Il D.Lgs. n. 546 del 1992, art. 57, comma 2, infatti, comporta esclusivamente la preclusione delle eccezioni nuove, cioè di quelle eccezioni che si risolvono in “mutamento, in secondo grado, degli elementi materiali del fatto costitutivo delle pretesa” con conseguente ampliamento del “thema decidendum”.

Ne consegue che, avuto riguardo all’oggetto del contendere così per come definito dal ricorso in primo grado del contribuente – individuato nella prescrizione del diritto – le contrarie allegazioni dell’Ufficio, volte ad affermare a sospensione di settantaquattro giorni dei termini di prescrizione per effetto della L. n. 147 del 2013, art. 1, comma 623 – rappresentano una mera difesa o un’eccezione in senso improprio, pienamente ammissibile anche in appello in quanto mera contestazione delle censure mosse all’atto impugnato con il ricorso, senza introduzione di alcun elemento nuovo d’indagine (cfr. Cass. Sez. 5 -. Sentenza n. 242.1.L del 29/11/2016; Cass. n. 19567 del 30/09/2016). Se ciò vale con riferimento all’allegazione dei fatti a fondamento dell’eccezione di sospensione dei termini prescrizionali, a maggior ragione, deve altrettanto ritenersi qualora l’eccezione de qua si fondi su una norma di legge soggetta, peraltro, al principio iura novit curia.

La Sezioni Unite hanno altresì statuito la rilevabilità d’ufficio dal giudice in qualsiasi stato e grado del processo dell’eccezione di sospensione della prescrizione – così come dell’eccezione d’interruzione della prescrizione – configurandosi, diversamente dall’eccezione di prescrizione, come eccezione in senso lato, purchè sulla base di allegazioni e di prove ritualmente acquisite o acquisibili al processo ed il rilievo d’ufficio – delle eccezioni in senso lato – non è subordinato alla specifica e tempestiva allegazione della parte; ciò anche in appello, dovendosi ritenere sufficiente che i fatti risultino ritualmente acquisiti agli atti, in guanto il regime delle eccezioni si pone in funzione del valore primario del processo, costituito dalla giustizia della decisione, che resterebbe svisato ove anche le questioni rilevabili d’ufficio fossero subordinate ai limiti preclusivi di allegazione e prova previsti per le eccezioni in senso stretto (Sez.
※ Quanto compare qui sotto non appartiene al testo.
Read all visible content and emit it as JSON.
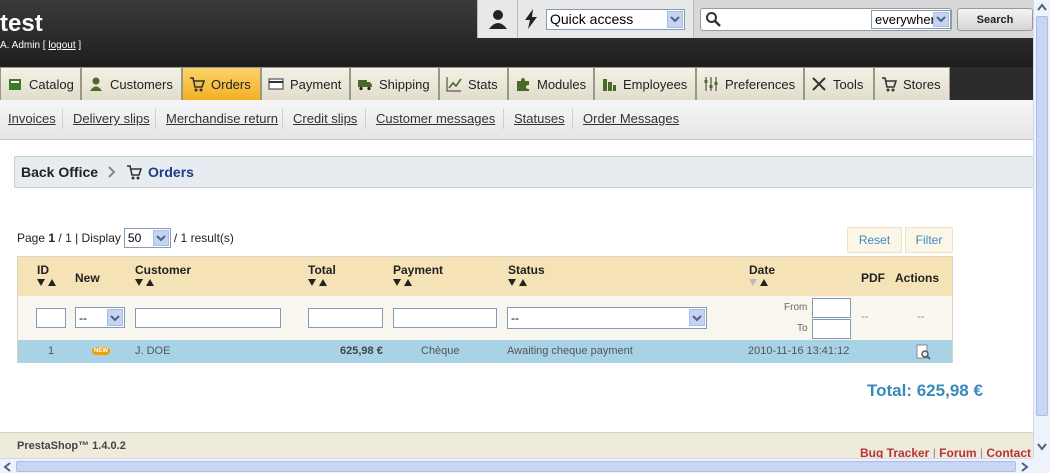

Un., n. 10531 del 07/05/2013; Cass. n. 18602 del 05/08/2013).

In applicazione dei superiori principi, pertanto, ha errato, nel caso di specie, la CTR nel dichiarare inammissibile l’appello dell’Ufficio, ritenendo l’eccezione di sospensione di prescrizione quale domanda nuova.

Il ricorso, pertanto, va accolto e la sentenza conseguentemente cassata, con rinvio alla CTR della Lombardia, in diversa composizione, che provvederà anche sulle spese del presente giudizio di legittimità.

P.Q.M.

La Corte accoglie il ricorso, cassa la sentenza impugnata e rinvia alla CTR della Lombardia, in diversa composizione, anche per le spese del presente giudizio di legittimità.

Così deciso in Roma, il 11 Dicembre 2019.